Democrats in Colorado have been trying to use the fear of a government shutdown effectively shutting down the Colorado flood relief efforts. But both Vice President Joe Biden and the Federal Emergency Management Agency (FEMA) have promised a shut down would not affect those efforts.

As the Huffington Post reported during Biden’s visit to Colorado last week:

Vice President Joe Biden assured Colorado flood victims on Monday that the looming government shutdown would not cause them to lose federal aid.

During a visit to a Federal Emergency Management Agency resource center in Greeley, Colo., Biden promised cuts would not be made to such resource centers as a result of the “dysfunction of Congress.”

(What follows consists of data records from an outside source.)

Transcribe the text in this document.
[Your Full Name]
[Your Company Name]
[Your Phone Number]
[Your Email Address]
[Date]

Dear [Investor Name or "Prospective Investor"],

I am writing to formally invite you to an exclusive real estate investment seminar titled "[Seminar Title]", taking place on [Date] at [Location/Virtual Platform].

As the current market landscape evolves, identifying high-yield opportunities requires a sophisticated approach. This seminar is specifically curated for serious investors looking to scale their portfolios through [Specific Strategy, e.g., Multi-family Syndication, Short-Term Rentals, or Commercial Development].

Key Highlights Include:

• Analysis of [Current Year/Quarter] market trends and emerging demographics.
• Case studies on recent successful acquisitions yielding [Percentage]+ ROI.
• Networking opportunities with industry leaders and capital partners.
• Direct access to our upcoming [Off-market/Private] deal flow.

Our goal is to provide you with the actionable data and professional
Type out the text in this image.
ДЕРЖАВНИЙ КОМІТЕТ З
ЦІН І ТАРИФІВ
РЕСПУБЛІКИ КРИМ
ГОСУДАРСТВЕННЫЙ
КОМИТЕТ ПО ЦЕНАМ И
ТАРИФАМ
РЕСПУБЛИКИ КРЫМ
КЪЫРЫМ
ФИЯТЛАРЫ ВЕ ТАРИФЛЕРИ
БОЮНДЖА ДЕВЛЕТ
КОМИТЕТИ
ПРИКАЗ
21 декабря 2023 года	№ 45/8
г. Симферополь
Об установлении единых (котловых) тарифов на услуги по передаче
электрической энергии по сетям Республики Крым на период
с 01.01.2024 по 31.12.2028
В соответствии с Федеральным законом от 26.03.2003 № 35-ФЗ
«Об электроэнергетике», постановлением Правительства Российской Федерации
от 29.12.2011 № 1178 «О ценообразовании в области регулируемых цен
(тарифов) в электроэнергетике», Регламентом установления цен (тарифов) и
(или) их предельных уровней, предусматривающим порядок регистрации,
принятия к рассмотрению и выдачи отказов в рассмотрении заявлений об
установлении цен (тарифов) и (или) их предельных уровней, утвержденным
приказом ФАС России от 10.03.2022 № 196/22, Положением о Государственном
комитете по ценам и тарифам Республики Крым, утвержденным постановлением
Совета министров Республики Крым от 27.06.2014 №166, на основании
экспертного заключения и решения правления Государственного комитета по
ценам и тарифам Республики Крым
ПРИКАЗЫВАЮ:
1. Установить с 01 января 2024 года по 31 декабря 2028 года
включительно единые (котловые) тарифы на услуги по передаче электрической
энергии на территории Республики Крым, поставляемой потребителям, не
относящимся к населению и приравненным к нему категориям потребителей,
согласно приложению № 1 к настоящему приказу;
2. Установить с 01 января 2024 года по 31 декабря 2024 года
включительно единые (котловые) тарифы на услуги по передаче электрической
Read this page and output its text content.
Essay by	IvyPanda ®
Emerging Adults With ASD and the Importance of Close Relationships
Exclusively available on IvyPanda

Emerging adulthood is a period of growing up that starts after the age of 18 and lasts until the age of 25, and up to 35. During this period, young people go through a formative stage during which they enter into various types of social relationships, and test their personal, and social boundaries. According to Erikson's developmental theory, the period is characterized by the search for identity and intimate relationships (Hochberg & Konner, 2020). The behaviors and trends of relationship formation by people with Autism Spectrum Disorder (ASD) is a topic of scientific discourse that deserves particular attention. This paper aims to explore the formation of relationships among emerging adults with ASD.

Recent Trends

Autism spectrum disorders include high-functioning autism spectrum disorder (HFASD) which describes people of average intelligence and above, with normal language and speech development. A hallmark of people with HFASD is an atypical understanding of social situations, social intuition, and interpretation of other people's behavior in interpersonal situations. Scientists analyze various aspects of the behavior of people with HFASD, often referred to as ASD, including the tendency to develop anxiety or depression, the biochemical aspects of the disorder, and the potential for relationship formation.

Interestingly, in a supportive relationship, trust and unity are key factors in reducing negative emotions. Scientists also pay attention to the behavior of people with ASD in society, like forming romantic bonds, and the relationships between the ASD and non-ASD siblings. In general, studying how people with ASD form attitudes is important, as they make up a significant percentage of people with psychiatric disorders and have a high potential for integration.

“I don’t want folks that are here in shelters or watching on TV seeing the dysfunction of Congress and thinking that all the relief efforts that they’re now betting from … are going to shut down,” Biden told flood victims. “They will not shut down, even if the Congress doesn’t fund the federal government.

Three days later, a FEMA spokesman told the Washington Post essentially the same thing:

“The response in Colorado will not be impacted by a government shutdown and we won’t see an impact to the individual assistance being provided to disaster survivors,” [FEMA spokesman Dan] Watson said.

One report found that a Utah National Guard unit was delaying their response to the flood because of a possible government shutdown, but that doesn’t have to happen. Obama’s Defense Department can make sure that Guard units don’t skip a beat on flood recovery, the Washington Post notes:

A planning document [pdf] the Pentagon drew up in advance of the possible government shutdown in October 2011 said National Guard duties would be terminated unless the Secretary of Defense approves those duties.

No, a government shutdown will not shut the flood recovery efforts down. It’s nothing more than brinksmanship BS.